Dans Colline, les hommes blessent ou tuent sans sursaut de conscience, et la nature se venge. Un jour, la source tarit. Puis, la petite Marie est malade. Le vieux Janet, qui agonise chez sa belle-fille, a-t-il jeté un sort sur le village ? Un chat noir a été vu, les superstitions vont bon train. Puis un beau jour, le feu dévastateur se déclare dans les collines. « C’est un bel après-midi. Le galet de lune roule sur le sable du ciel. Cependant, du côté de Pierrevert, une insolite brume rousse monte. » Inexorable, le feu approche, menace le village. Les villageois se retrouvent, les dissensions s’effacent, pour lutter contre l’incendie et sauver les maisons, les cultures.

« De la cime, l’étendue des bois brûlés se révèle, immense : un tapis noir, tout scintillant de braises et qui s’élargit jusqu’aux abords d’un village qu’on n’avait jamais vu, de là, quand les arbres étaient hauts, et qui luit, maintenant, comme un os décharné.
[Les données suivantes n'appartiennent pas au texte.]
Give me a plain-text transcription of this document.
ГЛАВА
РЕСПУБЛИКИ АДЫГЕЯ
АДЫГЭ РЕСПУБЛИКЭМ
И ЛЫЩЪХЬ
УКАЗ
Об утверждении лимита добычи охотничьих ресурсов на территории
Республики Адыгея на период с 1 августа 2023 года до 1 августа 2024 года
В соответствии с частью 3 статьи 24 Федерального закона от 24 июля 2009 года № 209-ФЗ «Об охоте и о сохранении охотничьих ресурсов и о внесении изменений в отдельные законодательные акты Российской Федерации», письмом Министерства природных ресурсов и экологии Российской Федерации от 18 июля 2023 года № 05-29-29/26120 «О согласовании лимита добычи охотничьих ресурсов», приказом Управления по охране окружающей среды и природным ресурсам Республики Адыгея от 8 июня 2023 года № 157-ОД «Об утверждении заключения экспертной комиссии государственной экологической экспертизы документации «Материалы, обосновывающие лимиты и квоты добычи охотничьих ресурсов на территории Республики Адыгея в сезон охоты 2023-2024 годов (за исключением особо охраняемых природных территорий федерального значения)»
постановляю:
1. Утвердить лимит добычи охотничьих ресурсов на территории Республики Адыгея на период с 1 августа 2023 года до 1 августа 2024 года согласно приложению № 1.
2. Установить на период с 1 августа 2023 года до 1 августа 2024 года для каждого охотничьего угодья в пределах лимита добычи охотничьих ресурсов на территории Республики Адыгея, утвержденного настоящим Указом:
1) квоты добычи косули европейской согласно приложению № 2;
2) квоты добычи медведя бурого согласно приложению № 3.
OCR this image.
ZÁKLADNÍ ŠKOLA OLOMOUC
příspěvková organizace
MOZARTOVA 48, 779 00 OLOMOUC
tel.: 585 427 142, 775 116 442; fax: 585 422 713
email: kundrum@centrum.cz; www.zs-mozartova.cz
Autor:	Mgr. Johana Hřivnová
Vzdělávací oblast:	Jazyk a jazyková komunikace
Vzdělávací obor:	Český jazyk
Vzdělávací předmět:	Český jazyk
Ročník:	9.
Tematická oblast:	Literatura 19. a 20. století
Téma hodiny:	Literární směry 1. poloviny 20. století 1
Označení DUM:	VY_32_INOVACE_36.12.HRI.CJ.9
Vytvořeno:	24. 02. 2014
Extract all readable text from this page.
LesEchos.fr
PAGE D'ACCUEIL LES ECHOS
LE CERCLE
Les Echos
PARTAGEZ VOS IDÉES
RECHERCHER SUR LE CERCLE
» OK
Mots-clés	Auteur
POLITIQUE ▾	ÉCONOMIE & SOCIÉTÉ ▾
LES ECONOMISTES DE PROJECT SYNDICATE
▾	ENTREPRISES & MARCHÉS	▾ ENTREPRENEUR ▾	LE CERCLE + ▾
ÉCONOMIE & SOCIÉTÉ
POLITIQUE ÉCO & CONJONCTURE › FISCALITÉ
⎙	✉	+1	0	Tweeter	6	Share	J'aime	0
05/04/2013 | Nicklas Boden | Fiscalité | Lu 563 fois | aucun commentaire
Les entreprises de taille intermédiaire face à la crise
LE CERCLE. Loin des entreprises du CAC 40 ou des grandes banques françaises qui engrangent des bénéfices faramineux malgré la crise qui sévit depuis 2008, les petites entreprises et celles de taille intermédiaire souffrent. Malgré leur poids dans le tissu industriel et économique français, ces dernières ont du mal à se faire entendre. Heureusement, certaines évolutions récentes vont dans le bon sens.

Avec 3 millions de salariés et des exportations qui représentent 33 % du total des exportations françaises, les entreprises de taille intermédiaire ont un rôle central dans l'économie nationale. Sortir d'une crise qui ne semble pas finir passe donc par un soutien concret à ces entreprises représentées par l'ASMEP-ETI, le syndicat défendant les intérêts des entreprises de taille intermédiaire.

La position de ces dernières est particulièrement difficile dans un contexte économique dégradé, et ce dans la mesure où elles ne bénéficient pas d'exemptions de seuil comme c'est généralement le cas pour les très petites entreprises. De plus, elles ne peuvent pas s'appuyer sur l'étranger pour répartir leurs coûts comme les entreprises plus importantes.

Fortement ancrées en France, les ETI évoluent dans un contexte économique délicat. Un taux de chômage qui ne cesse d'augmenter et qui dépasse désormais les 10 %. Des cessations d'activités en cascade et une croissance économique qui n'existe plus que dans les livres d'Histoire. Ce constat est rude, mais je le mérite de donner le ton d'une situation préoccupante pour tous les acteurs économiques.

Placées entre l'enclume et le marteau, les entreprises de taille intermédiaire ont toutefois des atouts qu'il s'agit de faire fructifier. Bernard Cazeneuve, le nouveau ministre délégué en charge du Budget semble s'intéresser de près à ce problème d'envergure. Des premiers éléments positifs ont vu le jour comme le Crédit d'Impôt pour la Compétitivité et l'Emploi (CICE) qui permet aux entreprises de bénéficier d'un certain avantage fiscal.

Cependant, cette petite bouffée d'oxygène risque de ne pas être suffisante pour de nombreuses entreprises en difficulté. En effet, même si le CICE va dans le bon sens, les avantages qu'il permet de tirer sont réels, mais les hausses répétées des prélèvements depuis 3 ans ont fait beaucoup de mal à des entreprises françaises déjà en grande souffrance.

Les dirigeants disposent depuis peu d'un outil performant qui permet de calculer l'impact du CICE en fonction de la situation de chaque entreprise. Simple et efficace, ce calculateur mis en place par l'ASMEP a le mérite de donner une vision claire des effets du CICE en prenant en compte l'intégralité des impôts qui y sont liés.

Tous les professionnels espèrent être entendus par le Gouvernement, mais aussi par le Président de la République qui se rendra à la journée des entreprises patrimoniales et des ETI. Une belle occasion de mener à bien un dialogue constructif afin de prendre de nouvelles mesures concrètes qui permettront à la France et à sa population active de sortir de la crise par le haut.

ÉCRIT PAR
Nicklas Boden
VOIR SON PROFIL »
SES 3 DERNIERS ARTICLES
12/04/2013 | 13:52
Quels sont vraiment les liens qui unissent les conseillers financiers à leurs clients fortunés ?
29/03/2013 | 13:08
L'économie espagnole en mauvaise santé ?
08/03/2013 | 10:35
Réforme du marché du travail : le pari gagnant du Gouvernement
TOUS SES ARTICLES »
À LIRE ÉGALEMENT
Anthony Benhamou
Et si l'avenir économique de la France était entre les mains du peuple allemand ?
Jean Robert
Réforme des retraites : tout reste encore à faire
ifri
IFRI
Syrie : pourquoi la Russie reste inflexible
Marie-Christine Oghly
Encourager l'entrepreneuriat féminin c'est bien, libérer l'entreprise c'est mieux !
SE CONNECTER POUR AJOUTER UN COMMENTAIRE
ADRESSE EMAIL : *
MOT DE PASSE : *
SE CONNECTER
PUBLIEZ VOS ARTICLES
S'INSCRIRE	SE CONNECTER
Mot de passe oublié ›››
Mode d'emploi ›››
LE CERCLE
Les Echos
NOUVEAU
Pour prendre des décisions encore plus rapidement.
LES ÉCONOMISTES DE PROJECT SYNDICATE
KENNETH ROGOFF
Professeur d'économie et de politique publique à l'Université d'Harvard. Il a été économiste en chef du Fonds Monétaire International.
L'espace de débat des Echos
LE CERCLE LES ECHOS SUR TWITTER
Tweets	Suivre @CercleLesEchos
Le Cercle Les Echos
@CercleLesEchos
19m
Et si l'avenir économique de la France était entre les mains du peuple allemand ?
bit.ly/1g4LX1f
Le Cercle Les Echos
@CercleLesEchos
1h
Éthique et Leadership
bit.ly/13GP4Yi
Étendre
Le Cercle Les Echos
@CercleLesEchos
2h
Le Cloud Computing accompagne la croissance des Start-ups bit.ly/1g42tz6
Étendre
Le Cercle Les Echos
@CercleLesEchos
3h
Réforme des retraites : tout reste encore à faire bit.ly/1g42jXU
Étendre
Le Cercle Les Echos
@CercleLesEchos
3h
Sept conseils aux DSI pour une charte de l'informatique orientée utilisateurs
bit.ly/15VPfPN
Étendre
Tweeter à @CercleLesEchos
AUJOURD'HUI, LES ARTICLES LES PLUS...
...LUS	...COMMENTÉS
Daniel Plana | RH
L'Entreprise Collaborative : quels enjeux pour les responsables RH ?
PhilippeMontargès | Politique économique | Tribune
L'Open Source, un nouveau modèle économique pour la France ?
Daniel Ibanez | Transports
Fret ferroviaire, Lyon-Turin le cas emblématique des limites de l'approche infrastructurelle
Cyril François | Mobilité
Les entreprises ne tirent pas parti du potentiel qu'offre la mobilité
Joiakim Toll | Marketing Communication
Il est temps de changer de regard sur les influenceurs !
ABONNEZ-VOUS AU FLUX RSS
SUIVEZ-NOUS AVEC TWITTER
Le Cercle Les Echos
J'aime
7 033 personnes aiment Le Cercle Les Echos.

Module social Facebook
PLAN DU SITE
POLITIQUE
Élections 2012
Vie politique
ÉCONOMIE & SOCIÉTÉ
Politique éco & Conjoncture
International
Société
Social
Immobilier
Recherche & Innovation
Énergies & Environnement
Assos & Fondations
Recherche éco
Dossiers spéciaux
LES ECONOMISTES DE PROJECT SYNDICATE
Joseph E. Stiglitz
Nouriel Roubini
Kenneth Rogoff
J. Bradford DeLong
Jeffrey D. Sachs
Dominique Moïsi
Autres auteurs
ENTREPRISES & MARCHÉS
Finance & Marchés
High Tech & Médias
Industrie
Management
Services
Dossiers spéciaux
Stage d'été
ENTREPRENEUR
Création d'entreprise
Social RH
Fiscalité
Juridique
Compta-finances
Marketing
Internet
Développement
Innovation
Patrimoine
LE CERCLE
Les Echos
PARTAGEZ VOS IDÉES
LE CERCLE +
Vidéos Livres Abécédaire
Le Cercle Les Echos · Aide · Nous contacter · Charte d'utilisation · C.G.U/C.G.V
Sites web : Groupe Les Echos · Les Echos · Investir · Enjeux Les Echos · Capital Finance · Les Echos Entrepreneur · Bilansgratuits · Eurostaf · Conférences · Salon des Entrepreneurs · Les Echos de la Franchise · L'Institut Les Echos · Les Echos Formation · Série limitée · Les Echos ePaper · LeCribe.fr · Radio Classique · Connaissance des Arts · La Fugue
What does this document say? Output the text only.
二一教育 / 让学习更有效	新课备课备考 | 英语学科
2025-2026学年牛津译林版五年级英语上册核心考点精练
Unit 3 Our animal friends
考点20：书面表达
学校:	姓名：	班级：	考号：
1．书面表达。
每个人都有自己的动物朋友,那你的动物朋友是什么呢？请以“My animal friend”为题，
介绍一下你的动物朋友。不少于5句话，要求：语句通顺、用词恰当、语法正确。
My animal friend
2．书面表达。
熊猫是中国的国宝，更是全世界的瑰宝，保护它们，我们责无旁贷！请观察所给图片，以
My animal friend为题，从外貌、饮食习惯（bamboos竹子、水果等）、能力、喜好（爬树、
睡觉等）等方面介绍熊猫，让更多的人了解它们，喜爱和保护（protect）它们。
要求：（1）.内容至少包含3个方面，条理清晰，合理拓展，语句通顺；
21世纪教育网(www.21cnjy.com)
Ça, c’est un côté de ce qu’on voit.

De l’autre côté, c’est encore douillet, tout fourré d’herbes et d’olivaies; une combe comme l’empreinte d’un sein dans l’herbe; au milieu, les Bastides et, près des maisons, une petit tache blanche qui bouge: peut-être Babette, Ulalie, Madelon, Marguerite ? Ou, plus simplement, la plus jeune fille d’Arbaud qui joue sur la placette.

Le feu monte. »

Le feu est vaincu, le vieux Janet est mort, la source rejaillit. Le village va revivre, panse ses plaies. Gagou le simplet est tombé victime des flammes… l’amant discret d’Ulalie; au moins elle, le pleurera. Quant à Arbaud : « il lui prend soudain le doux désir de s’abandonner dans le vent du destin comme dans une bourrasque qui colle aux reins et emporte. Un peu de repos ! Du repos, et des seuils chaud pour boire le soleil et fumer la pipe ! »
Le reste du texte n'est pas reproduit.